Mi chiamo Raffaela e sono sulla sedia a rotelle perchè sei anni fa sono stata investita da una macchina mentre ero in bicicletta.
Tra i vari problemi ai quali mi espone la mia condizione (psicologici, fisici ed economici) uno dei più gravi più è la viabilità quotidiana, da quando ho ripreso a guidare e sbrigare le mie faccende autonomamente.
Essendo rimasta una persona consapevole del fatto che la vita è un bene prezioso da vivere con CORAGGIO, GIOIA, DIGNITÀ, mi trovo a lottare con la continua maleducazione della gente e delle istituzioni: macchine con falsi contrassegni nei posti disabili, commercianti con i contrassegni veri che occupano i posti disabili tutti i giorni nelle ore di lavoro - ma che disabili non sono, macchine sugli scivoli dei marciapiedi, ecc.
Quello che più mi indispone di più è l'assenza di vigili e istituzioni.
Premetto che ho fatto presente sia pubblicamente (con apparizioni giornalistiche e televisive o con degli interventi diretti e personali con gli assessori della mia circoscrizione) che privatamente, i vari problemi che costringono noi carrozzati ad una vita di serie 'Z'.
Tante chiacchiere e rassicurazioni... ma ai fatti ben poco!
Per cui nessun controllo alle macchine segnalate, continue arrabbiature per ogni commissione che devo svolgere, strade e marciapiedi dissestati ed in più quando ho la fortuna di trovare un parcheggio (anche se lontanissimo da dove devo andare) non c’è la rampa per accedere al marciapiede!
Per cui devo passare sulla strada con le macchine in doppia fila con il rischio continuo di essere investita di nuovo!

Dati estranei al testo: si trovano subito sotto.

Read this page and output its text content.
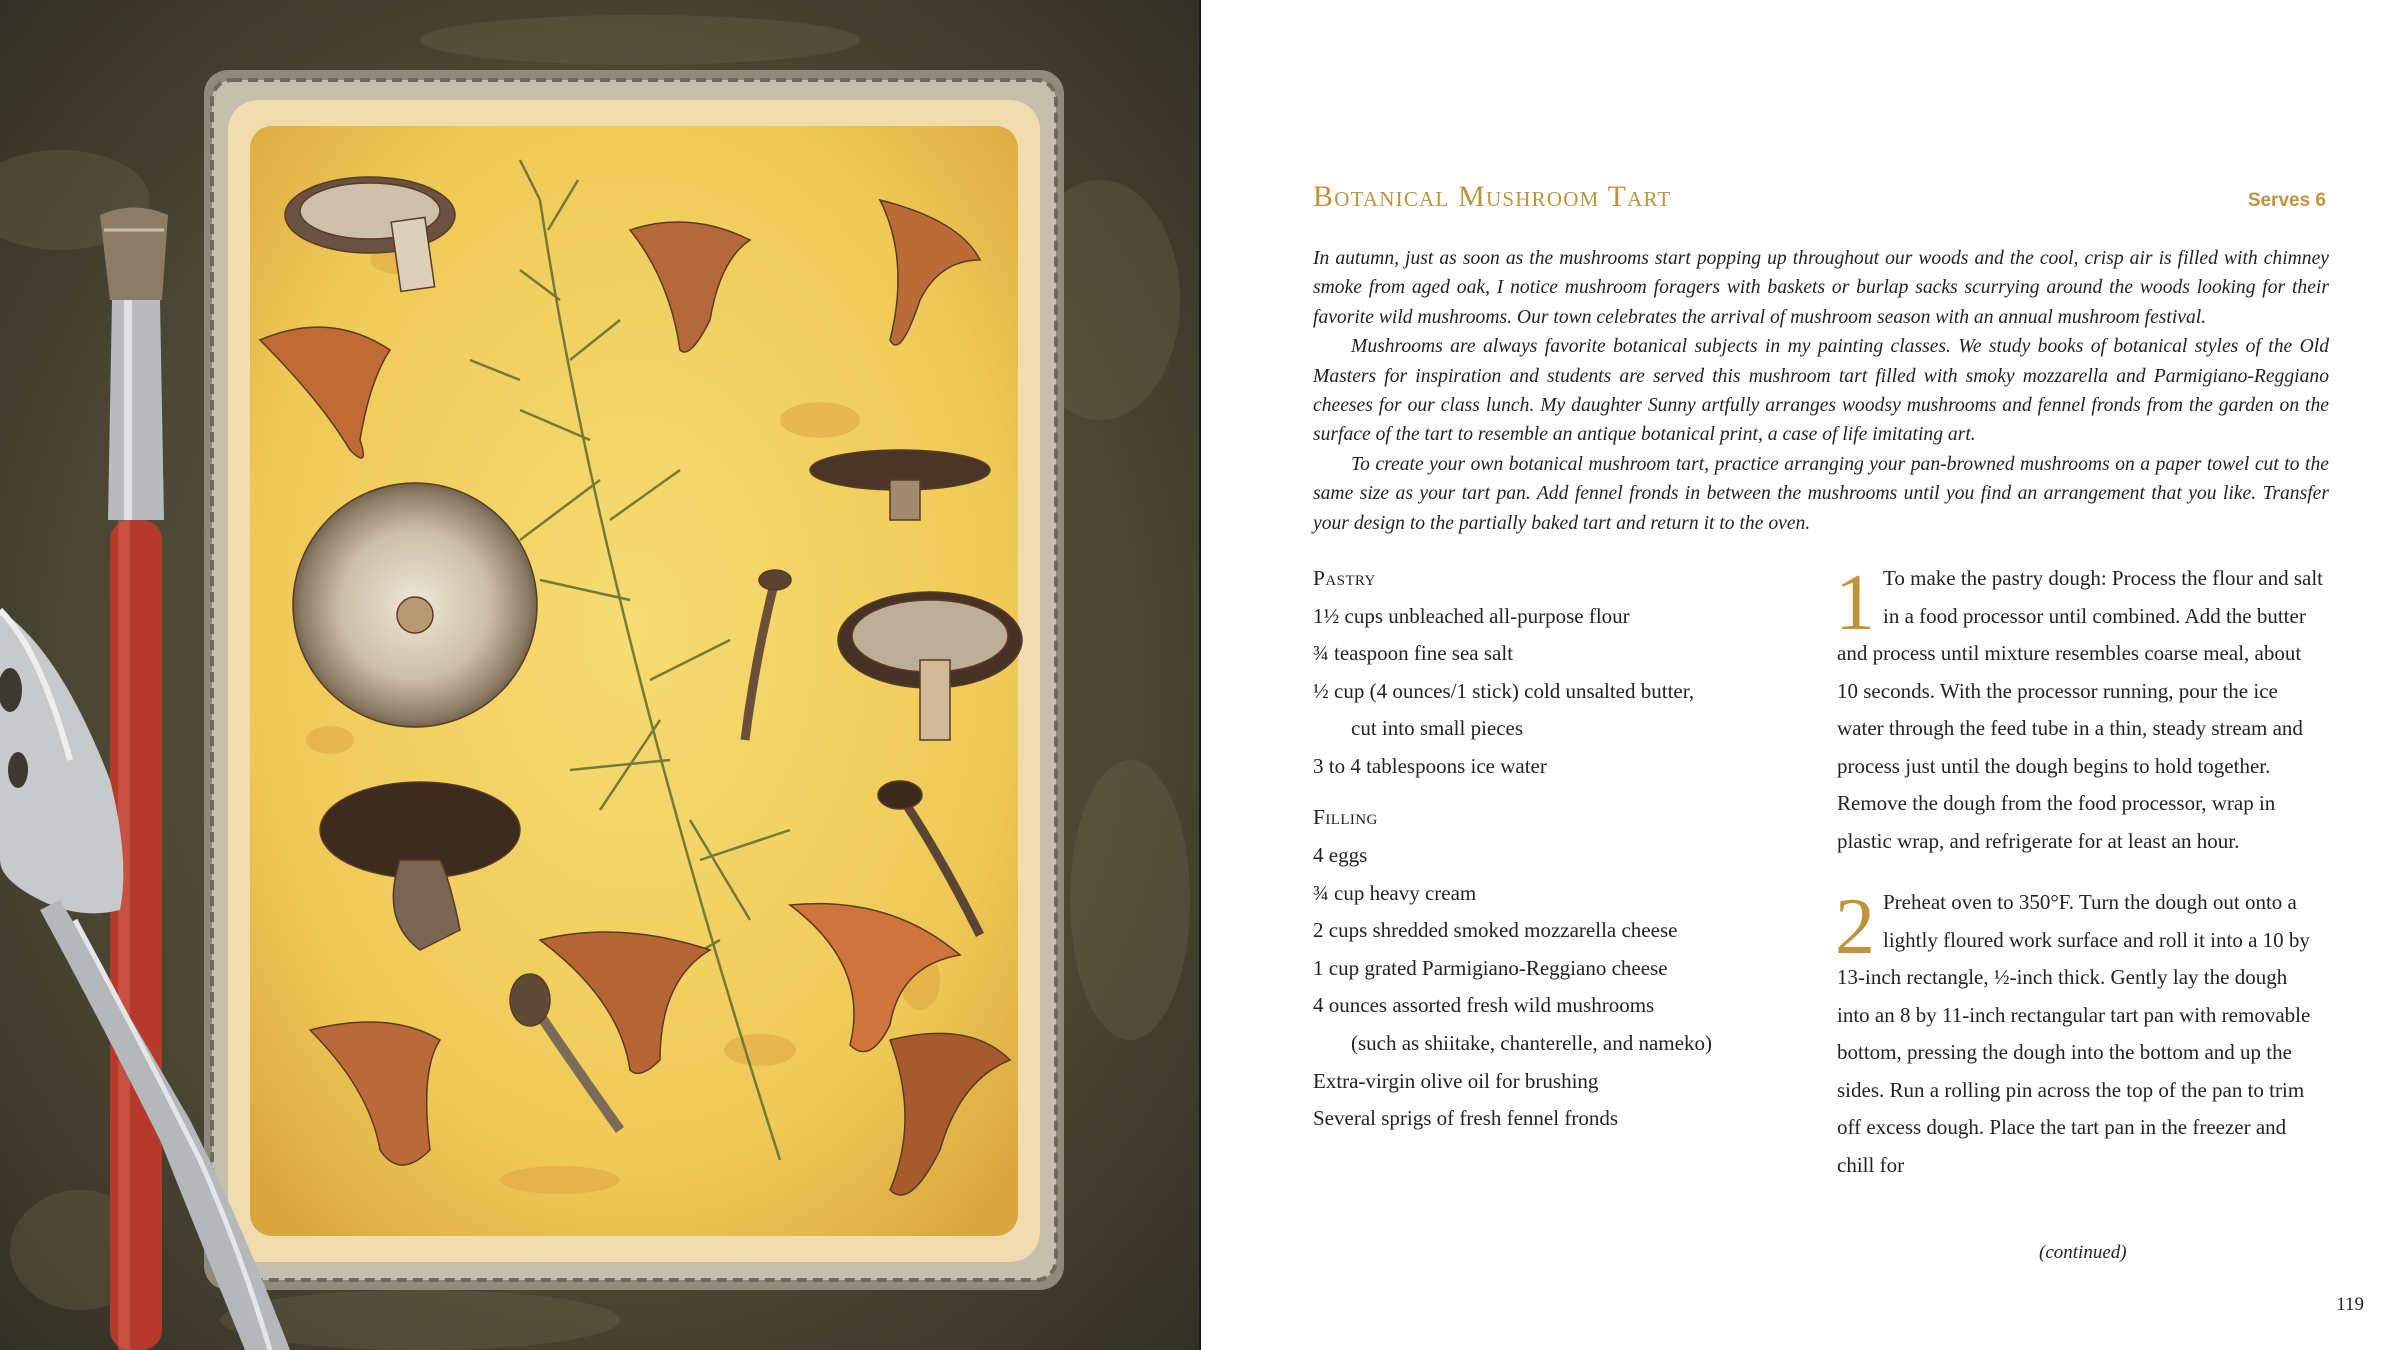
Botanical Mushroom Tart	Serves 6

In autumn, just as soon as the mushrooms start popping up throughout our woods and the cool, crisp air is filled with chimney smoke from aged oak, I notice mushroom foragers with baskets or burlap sacks scurrying around the woods looking for their favorite wild mushrooms. Our town celebrates the arrival of mushroom season with an annual mushroom festival.

Mushrooms are always favorite botanical subjects in my painting classes. We study books of botanical styles of the Old Masters for inspiration and students are served this mushroom tart filled with smoky mozzarella and Parmigiano-Reggiano cheeses for our class lunch. My daughter Sunny artfully arranges woodsy mushrooms and fennel fronds from the garden on the surface of the tart to resemble an antique botanical print, a case of life imitating art.

To create your own botanical mushroom tart, practice arranging your pan-browned mushrooms on a paper towel cut to the same size as your tart pan. Add fennel fronds in between the mushrooms until you find an arrangement that you like. Transfer your design to the partially baked tart and return it to the oven.

Pastry
1½ cups unbleached all-purpose flour
¾ teaspoon fine sea salt
½ cup (4 ounces/1 stick) cold unsalted butter,
cut into small pieces
3 to 4 tablespoons ice water
Filling
4 eggs
¾ cup heavy cream
2 cups shredded smoked mozzarella cheese
1 cup grated Parmigiano-Reggiano cheese
4 ounces assorted fresh wild mushrooms
(such as shiitake, chanterelle, and nameko)
Extra-virgin olive oil for brushing
Several sprigs of fresh fennel fronds

1 To make the pastry dough: Process the flour and salt in a food processor until combined. Add the butter and process until mixture resembles coarse meal, about 10 seconds. With the processor running, pour the ice water through the feed tube in a thin, steady stream and process just until the dough begins to hold together. Remove the dough from the food processor, wrap in plastic wrap, and refrigerate for at least an hour.

2 Preheat oven to 350°F. Turn the dough out onto a lightly floured work surface and roll it into a 10 by 13-inch rectangle, ½-inch thick. Gently lay the dough into an 8 by 11-inch rectangular tart pan with removable bottom, pressing the dough into the bottom and up the sides. Run a rolling pin across the top of the pan to trim off excess dough. Place the tart pan in the freezer and chill for

(continued)
119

Si eseguono nuovi lavori stradali che non sono controllati da nessuno, per cui continuano a fare gli stessi errori.
Mancanza di scivoli.
Mancanza di accesso nei posti disabili dal marciapiede.
Mancanza di accesso ai vari negozi (anche a quelli aperti di recente!).
Mancanza di bagni nei locali pubblici, agenzie e banche/poste con i bancomat inaccessibili.

Ho chiesto il colore del contrassegno e la segnaletica di colore diverso per il carrozzato che guida! Almeno un posto macchina per ogni via centrale, visto che chi guida non può risalire in auto dalla parte del guidatore se manca lo spazio per la carrozzina. Considerando che su dieci auto sette hanno il contrassegno, quali possibilità posso avere io di parcheggiare?

La vergogna più evidente è vedere sotto la circoscrizione dove abito, che dovrebbe rappresentarci (noi, i cittadini) e dare l'esempio, macchine in doppia e terza fila, macchine di assessori e consiglieri sui marciapiedi, sugli scivoli, nella zona della ricarica elettrica delle auto e carrozzine elettriche (ho le foto!), in curva addirittura ostruendo il passaggio dei pedoni.
I miei vari interventi sono andati a vuoto ed io sono costretta a spostarmi all'estero per trovare una situazione dignitosa e vivibile. Ma io sono italiana e amo vivere nel mio Paese!